VG: Even though the administration doesn’t have any say in who the candidates are and who gets elected, did you get any pushback on your end from community members or perhaps sexual assault victims who were upset about this situation?
CB: I think…Eric [Noll] and Rayleen [McMillan], they got a lot of feedback, a lot of concern. They got the brunt of the questions and concern.
SG: Frankly, that’s the way it should be.
WW: I think I wrote about this. Our executive committee met right when it was sort of in the midst, and we asked [Noll] to join us for that meeting and he very specifically said, “Will you trust us to handle this?” Because I asked our executive committee, “Is there a point where I have to intervene?”
And as president I do actually have the possibility to stop something in an extreme case, so I could have intervened if I decided it was appropriate. I forget exactly what the statutory authority is, but I did ask about that. But [Noll] said, “Let us handle this. We have shown ourselves capable.” And I just said, “That’s great.”
That’s where one of those issues where the trust that had been built up matters. And I knew that if he said that, he was going to take it damn seriously—and that he had the capacity, not just him personally, but student government, to make it work. And I was impressed. And it was handled, I think, well.
I did want to talk about some of the buildings that we’ve been working on. That’s the other big thing that’s pending in Salem, in addition to the operational money request, it’s the funding for Neuberger Hall, which I think is an important project to be able to both simply make it safe, make it more comfortable, because of the [Heating Ventilation and Air Conditioning] issues, HVAC that doesn’t’ work well. Accessibility issues, there are parts of it that are in fact not disabled accessible.
So we have our request in to the legislator and we continue to be optimistic that the legislature will fund that. We will then have to, our request is for $60 million in state funding, and then we will have to raise $10 million in other funding, philanthropic funding to pay for it.
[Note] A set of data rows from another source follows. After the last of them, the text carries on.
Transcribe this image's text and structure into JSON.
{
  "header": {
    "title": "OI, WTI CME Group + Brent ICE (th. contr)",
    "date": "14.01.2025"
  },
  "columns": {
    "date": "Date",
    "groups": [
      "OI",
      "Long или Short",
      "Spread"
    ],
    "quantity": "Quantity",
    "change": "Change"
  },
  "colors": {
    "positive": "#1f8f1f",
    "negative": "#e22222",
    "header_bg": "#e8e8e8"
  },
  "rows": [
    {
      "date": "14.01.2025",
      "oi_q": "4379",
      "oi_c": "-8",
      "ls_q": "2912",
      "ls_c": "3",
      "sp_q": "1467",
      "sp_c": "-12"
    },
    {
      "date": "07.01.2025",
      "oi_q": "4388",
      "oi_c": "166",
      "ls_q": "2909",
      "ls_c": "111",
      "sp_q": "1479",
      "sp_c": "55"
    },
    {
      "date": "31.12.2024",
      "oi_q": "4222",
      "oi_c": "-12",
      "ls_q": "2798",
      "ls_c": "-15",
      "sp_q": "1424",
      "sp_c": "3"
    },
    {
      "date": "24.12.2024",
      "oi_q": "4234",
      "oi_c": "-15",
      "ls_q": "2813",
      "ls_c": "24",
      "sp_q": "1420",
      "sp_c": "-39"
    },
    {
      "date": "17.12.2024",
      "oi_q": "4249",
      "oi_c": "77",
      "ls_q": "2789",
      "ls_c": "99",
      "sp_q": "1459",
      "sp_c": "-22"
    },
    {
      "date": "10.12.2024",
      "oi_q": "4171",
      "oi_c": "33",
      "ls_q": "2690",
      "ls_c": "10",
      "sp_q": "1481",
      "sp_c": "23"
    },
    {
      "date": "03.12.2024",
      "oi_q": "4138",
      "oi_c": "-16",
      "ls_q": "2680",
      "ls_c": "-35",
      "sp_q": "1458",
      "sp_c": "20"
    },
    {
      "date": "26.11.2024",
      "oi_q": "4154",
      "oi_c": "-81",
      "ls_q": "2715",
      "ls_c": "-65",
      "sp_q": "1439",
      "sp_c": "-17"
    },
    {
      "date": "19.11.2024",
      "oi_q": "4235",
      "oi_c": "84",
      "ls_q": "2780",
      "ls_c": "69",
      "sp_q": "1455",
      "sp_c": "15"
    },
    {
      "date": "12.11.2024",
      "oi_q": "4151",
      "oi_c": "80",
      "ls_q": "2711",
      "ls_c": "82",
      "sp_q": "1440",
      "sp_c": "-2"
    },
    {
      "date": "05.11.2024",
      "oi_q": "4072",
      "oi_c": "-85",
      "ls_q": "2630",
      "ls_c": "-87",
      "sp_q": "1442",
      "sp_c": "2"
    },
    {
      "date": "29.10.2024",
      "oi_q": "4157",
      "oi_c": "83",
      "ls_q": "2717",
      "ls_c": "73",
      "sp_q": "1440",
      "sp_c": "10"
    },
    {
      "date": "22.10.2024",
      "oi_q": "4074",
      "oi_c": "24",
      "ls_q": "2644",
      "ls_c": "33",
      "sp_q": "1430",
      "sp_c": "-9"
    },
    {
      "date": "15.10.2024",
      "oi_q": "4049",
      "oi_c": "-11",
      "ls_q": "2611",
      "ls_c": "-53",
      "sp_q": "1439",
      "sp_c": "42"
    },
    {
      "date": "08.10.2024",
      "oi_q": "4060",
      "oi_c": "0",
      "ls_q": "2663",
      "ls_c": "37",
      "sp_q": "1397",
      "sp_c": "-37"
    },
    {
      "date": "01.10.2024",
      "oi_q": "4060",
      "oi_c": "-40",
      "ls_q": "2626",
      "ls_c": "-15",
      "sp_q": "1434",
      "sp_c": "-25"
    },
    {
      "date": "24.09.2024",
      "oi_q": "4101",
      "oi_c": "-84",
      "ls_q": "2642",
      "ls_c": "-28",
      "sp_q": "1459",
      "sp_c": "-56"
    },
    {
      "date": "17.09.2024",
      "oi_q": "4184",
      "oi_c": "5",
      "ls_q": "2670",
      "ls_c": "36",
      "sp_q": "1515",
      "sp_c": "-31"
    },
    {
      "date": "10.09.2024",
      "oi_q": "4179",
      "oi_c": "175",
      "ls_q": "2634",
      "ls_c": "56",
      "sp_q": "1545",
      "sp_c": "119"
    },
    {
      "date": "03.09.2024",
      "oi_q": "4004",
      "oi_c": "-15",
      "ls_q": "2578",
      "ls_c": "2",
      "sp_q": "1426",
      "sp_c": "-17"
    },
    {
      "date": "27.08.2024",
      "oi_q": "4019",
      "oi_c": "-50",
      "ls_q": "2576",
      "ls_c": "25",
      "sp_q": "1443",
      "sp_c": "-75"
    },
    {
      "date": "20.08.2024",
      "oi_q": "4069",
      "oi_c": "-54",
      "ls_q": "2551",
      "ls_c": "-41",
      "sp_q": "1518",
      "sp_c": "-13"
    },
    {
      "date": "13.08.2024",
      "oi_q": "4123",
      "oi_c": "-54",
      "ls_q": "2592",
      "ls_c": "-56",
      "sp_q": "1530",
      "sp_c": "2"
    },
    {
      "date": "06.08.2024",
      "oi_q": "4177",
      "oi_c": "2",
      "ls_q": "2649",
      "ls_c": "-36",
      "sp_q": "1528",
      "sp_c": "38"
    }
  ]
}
And that’s frankly, that was sort of the minimal level renovation to do the full thing was going to be $100 [million] or so. These buildings are monsters.
VG: Is that for this legislative at the end of the Biennium?
WW: Yeah. They will issue these bonds in the spring of 2017. We would know we would have the money so we would start the design right after we get the money or shortly after. So we would hopefully start construction on that in the summer of 2017.
SG: As some of you know this, in case some of you don’t, when we talk about buildings, we talk about capital funding, which is absolutely separate from general funding. So the $755 million we’re talking about is different from the capital funds. Student tuition does not go into buildings, except for the [Academic and Student] Rec Center.
WW: We’ll break ground for the school of business in August. There, we’re very far advanced in the design. Always still whittling down the costs to make sure it stays within the budget. And on the Viking Pavilion we expect to break ground around January. And there we’ve only started the design recently. So we haven’t quite gotten into anything very specific yet. And it’s of course both the renovation of the [Peter W.] Stott Center and then the construction of the new arena space and event space.
CB: And since our last press conference, OHSU is contributing to that.